On September 17, 2024, the Securities and Exchange Commission (SEC) approved a proposed rule change to amend Financial Industry Regulatory Authority, Inc.’s (FINRA) Rule 3240, citing Malecki Law in their approval order.
Rule 3240 previously prohibited registered persons from borrowing from or lending money to their customers, with the five exceptions of immediate family members, a financial institution that regularly provides credit, both the customer and broker are registered representatives for the same brokerage firm, a personal relationship outside of the broker-customer relationship, or a business relationship outside of the broker-customer relationship. If your broker proposed a borrowing or lending arrangement, you should contact a Securities Fraud law firm, like Malecki law in New York, to consult whether the arrangement is proper under FINRA Rule 3240.

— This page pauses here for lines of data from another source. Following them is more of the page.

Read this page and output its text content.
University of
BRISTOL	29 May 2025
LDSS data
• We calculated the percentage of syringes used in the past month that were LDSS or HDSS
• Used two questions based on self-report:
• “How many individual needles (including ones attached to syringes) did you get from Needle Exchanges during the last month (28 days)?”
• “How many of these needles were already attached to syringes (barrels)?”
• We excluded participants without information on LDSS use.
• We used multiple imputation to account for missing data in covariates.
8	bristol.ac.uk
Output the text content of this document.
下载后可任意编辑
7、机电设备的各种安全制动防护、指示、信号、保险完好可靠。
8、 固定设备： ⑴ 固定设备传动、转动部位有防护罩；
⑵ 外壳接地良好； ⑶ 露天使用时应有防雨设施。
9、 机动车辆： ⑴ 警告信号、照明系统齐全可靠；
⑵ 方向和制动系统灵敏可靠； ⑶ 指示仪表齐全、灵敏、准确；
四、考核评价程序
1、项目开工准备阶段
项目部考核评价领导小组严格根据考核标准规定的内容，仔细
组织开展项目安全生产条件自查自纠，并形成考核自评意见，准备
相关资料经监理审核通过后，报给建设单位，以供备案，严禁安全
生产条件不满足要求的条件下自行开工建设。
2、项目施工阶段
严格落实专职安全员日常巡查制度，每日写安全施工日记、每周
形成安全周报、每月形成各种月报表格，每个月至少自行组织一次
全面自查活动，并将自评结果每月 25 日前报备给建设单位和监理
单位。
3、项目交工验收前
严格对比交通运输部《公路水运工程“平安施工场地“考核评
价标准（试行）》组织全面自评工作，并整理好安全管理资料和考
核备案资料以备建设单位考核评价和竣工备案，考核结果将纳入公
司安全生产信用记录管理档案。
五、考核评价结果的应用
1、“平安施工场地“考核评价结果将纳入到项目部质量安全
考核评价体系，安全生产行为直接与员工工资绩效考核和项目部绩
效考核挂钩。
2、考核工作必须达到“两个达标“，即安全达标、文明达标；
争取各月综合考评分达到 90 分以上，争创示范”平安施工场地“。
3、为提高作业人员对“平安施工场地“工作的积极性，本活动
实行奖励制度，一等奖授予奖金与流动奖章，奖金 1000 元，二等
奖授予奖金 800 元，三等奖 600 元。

FINRA’s proposal aimed to amend the rule to “strengthen the general prohibition against borrowing and lending arrangements,” narrow the five exceptions above, modernize the first exception of “immediate family member,” and improve the notice requirements. In addition, FINRA proposed Rule 3240 to include pre-existing borrowing or lending arrangements, arrangements entered six months after the broker-customer relationship terminates, indirect arrangements with parties related to the registered person or customer, and owner-financing arrangements.